O(M) – The primary space usage comes from building the Trie data structure, where M is the total number of characters across all words in the input word list. Each node in the Trie stores a character and pointers to its children, potentially storing all unique characters of all the words. During the depth-first search (DFS), a visited set could be used to prevent cycles, which, in the worst case, could contain all the cells of the board, but this is accounted for within the O(M) Trie construction, as it will be visited when a complete word is found. Therefore, the space complexity is dominated by the Trie.

Edge Cases

Case	How to Handle
Empty board or empty words list	Return an empty list immediately as there are no words to search for or no board to search on.
Board with one row and one column, and the words list contains a word of length 1 that matches the cell	The algorithm should correctly identify the one-letter word if it matches the single cell on the board.

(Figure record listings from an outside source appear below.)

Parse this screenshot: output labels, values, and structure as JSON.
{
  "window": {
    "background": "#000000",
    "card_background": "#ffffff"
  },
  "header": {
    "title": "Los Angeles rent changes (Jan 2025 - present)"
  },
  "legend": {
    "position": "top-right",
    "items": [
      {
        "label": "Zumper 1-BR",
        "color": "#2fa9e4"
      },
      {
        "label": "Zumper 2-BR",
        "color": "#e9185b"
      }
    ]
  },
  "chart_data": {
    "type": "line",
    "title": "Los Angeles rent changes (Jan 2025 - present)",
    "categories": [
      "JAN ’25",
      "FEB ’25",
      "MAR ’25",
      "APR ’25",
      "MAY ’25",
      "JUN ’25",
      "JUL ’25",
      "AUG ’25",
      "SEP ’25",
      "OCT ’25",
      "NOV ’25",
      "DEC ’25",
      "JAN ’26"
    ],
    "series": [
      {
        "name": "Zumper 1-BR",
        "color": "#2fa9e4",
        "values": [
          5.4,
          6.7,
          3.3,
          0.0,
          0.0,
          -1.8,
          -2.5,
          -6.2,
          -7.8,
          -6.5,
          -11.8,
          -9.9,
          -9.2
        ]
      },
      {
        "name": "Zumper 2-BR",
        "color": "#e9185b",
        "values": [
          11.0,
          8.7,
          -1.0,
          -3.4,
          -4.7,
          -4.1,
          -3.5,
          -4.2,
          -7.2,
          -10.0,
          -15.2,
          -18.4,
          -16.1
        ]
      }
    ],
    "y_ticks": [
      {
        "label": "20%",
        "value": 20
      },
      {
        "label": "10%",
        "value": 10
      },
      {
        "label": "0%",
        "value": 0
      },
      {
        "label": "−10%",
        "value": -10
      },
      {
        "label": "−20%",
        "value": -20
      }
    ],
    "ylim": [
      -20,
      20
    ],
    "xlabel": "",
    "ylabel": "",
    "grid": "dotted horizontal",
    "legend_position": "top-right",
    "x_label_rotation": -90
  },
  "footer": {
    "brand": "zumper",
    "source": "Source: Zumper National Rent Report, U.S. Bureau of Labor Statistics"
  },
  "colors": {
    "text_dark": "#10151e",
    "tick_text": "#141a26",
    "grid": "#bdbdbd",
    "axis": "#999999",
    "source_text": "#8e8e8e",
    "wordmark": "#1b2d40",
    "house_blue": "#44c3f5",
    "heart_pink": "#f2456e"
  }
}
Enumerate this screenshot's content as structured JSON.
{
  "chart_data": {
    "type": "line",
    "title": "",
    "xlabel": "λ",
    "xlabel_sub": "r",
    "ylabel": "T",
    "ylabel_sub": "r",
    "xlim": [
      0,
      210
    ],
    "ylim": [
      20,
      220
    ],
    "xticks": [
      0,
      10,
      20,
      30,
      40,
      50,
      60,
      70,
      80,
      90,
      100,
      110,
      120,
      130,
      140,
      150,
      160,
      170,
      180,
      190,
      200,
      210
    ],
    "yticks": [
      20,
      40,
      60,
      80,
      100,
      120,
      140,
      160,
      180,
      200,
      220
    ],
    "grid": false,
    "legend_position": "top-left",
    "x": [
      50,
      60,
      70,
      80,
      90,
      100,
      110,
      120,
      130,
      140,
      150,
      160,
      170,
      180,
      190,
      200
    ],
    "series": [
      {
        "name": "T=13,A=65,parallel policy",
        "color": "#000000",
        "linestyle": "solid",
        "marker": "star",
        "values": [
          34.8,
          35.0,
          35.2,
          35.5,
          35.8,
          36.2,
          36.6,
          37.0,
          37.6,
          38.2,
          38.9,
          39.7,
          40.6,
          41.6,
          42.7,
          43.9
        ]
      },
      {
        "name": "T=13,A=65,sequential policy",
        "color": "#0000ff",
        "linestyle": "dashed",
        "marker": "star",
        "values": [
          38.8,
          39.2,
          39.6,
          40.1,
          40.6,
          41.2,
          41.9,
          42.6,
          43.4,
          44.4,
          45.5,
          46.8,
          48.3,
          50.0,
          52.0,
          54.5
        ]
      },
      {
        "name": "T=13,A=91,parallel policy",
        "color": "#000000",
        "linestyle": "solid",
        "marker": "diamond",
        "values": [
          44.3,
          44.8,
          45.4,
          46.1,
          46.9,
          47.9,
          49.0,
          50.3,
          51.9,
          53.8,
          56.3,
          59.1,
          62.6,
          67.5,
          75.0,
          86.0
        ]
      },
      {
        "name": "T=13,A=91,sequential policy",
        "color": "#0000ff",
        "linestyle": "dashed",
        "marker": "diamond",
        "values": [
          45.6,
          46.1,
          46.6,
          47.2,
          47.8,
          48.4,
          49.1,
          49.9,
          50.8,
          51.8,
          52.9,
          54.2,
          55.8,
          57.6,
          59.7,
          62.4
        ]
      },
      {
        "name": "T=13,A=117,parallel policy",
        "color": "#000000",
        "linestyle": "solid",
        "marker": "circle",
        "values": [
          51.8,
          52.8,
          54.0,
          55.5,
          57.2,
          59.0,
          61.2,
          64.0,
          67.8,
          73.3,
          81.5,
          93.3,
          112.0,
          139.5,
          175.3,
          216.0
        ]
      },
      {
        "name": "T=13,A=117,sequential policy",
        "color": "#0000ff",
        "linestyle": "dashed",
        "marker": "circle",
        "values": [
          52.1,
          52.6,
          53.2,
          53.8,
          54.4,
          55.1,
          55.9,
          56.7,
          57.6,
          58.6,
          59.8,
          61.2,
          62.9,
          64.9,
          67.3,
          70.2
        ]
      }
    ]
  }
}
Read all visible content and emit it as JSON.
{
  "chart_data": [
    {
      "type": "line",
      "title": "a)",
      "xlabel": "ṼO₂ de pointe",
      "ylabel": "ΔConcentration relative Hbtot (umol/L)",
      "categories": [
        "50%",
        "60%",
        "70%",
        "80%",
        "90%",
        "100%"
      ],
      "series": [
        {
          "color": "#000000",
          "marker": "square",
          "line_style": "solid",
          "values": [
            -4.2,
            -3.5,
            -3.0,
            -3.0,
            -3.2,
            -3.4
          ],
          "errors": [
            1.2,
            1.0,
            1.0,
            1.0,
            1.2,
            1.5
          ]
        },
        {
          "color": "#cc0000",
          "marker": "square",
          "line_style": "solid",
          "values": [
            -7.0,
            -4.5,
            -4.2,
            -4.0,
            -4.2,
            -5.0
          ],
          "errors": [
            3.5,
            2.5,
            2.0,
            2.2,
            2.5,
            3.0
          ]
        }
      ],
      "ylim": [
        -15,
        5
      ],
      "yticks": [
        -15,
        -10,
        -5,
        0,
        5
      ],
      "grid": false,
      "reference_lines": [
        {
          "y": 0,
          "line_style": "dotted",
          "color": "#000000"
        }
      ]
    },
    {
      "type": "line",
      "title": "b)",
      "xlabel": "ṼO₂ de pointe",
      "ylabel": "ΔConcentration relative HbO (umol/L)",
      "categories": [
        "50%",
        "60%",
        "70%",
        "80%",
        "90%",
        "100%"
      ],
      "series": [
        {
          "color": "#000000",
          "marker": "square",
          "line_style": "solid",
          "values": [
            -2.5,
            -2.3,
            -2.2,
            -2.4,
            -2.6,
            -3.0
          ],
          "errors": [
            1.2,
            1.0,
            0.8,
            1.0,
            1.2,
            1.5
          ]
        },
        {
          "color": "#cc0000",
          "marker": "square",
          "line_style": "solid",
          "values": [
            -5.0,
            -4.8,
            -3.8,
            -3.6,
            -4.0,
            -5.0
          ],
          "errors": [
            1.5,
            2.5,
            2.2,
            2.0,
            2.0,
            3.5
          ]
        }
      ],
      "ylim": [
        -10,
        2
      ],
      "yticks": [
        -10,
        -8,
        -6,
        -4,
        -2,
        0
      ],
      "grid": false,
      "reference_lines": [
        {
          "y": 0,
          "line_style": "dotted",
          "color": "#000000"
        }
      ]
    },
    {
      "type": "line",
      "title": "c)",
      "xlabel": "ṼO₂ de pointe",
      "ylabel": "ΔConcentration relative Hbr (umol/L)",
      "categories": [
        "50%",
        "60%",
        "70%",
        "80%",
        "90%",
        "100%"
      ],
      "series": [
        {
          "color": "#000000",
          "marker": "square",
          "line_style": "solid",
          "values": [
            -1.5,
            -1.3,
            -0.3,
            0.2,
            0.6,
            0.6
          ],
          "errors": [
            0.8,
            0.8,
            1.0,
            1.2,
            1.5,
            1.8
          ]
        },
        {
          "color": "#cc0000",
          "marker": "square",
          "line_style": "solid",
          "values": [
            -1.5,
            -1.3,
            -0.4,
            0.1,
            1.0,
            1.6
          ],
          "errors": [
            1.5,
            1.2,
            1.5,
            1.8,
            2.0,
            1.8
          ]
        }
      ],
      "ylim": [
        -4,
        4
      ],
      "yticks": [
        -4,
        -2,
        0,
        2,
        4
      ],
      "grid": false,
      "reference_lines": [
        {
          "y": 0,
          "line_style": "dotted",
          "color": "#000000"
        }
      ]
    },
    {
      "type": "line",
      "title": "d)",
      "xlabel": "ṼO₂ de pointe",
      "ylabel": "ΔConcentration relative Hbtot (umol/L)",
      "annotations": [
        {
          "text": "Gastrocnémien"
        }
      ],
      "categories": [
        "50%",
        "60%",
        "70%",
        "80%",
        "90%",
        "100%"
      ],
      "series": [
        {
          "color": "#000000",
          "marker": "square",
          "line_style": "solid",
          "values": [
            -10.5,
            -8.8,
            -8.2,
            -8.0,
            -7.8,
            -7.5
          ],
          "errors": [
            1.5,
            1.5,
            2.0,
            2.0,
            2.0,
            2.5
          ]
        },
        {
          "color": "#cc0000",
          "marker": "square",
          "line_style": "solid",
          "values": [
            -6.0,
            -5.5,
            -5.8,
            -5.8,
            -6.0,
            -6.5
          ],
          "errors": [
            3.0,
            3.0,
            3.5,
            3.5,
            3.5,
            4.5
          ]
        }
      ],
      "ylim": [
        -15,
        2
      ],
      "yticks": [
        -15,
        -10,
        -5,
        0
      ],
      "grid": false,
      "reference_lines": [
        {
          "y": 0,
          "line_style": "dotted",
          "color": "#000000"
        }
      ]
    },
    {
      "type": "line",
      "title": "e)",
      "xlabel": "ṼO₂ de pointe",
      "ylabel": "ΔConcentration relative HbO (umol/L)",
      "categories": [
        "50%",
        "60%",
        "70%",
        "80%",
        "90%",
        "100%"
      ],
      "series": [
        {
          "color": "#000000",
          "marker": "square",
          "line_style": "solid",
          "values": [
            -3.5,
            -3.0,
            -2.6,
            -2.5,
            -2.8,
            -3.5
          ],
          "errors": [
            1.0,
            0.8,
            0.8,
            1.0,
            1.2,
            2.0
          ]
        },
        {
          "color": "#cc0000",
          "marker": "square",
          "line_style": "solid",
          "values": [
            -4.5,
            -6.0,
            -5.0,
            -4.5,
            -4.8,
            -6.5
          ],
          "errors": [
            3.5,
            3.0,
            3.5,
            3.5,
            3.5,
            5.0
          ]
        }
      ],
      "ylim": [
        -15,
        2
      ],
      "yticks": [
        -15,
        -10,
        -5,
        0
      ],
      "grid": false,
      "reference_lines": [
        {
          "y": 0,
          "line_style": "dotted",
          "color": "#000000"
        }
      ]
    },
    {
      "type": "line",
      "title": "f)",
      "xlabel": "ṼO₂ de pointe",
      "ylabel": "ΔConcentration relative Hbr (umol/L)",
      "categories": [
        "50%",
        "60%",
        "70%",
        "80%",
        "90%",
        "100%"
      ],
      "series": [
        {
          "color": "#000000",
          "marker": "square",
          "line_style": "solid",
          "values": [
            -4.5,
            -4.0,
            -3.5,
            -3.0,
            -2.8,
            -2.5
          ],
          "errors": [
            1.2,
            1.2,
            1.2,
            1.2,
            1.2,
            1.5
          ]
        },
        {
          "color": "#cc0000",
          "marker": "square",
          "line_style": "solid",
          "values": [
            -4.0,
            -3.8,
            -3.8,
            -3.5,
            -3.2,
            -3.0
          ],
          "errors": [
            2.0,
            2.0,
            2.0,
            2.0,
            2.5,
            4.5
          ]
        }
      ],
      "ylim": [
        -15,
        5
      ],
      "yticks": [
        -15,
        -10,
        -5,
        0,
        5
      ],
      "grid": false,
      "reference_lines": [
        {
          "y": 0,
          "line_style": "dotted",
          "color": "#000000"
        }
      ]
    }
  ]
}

Words list contains duplicate words	The solution should avoid adding the same word multiple times to the result list by using a set or similar de-duplication mechanism.
Words contain characters not present in the board	The algorithm should not find these words and should not throw any errors.
Word is longer than the maximum possible path on the board (e.g., a word longer than board width * board height)	The depth-first search will terminate prematurely when it runs out of board space before finding the complete word.
Words contain repeated characters leading to cycles if not carefully handled.	The backtracking algorithm must mark visited cells during a search to prevent infinite recursion due to cycles.
Large board and many words, potentially leading to stack overflow with recursion.	The recursion depth should be considered and the implementation may need to be optimized, potentially using iterative approach for DFS.
Board contains unicode characters.	Ensure that the character comparisons and lookups in the Trie and DFS work correctly with unicode characters.